A reliable and regularly updated database plays a crucial role in mapping the many faces of MSEs and providing the right interventions. Current official data on MSEs have yet to reflect the above variances. On gender, for example, government data on how many women are engaging in informal MSEs is unavailable, let alone identifying their motivational drives to engage in entrepreneurship.

To address this, government ministries and agencies must work together with private stakeholders and adopt the co-regulation approach -- a responsibility sharing between state and broad-based private stakeholders in both policy making and enforcement. In the context of data collection, for example, Presidential although Presidential Regulation No. 80/2019 still features a traditional top-down regulatory model, requiring e-commerce platforms to submit transaction data to Statistics Indonesia (Badan Pusat Statistik/BPS).

The minimal private sector involvement in regulation making has led to a lack of details on the types of data and the mechanism, raising concerns that this may violate users’ privacy rights. Platforms are faced with the dilemma of having to choose between users’ rights and regulatory obligation and this could possibly affect compliance levels.
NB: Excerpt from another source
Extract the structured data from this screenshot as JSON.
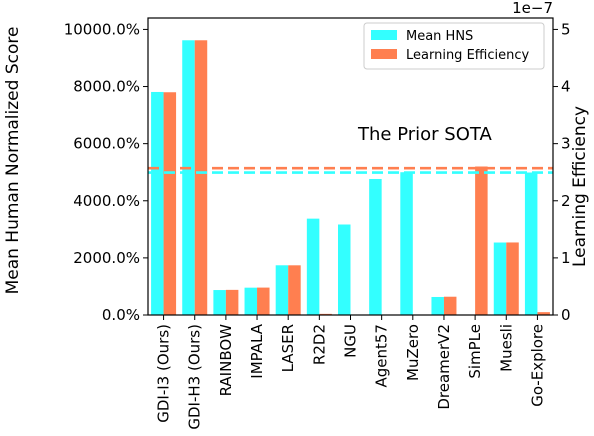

As such, BPS needs to include e-commerce platforms and business associations in designing the implementing rule of this policy. Platforms and BPS can, for example, agree on collecting only aggregate and not granular data to minimize the risk of violating user’s data privacy rights. Platforms can also provide best practices on how to minimize cybersecurity risks when managing data.

For example, when new merchants register their business in the marketplaces, platforms can include an optional question on their motivational drives and ask their consent for the submission of their answers to BPS, strictly to improve government databases. Users can also be given an option to opt out from having their personal data transferred without their permissions.

Business associations such as the Indonesian E-Commerce Association (idEA), could also be given a supervisory role to ensure that data submissions are not compromising data security and users' privacy rights. This approach is likely to produce better results in improving databases on e-commerce sellers.

In conclusion, recognizing the different types and needs of MSEs is crucial for optimal and well-targeted policy interventions. Reliable and updated databases are a promising starting point, but for this to be effective, private parties such as online marketplace providers or business associations must be involved in policy making and enforcement using the co-regulation approach. Public and private stakeholders need to mutually complement each other to improve the MSEs database, and thus allow the formulation of effective policy intervention for each group.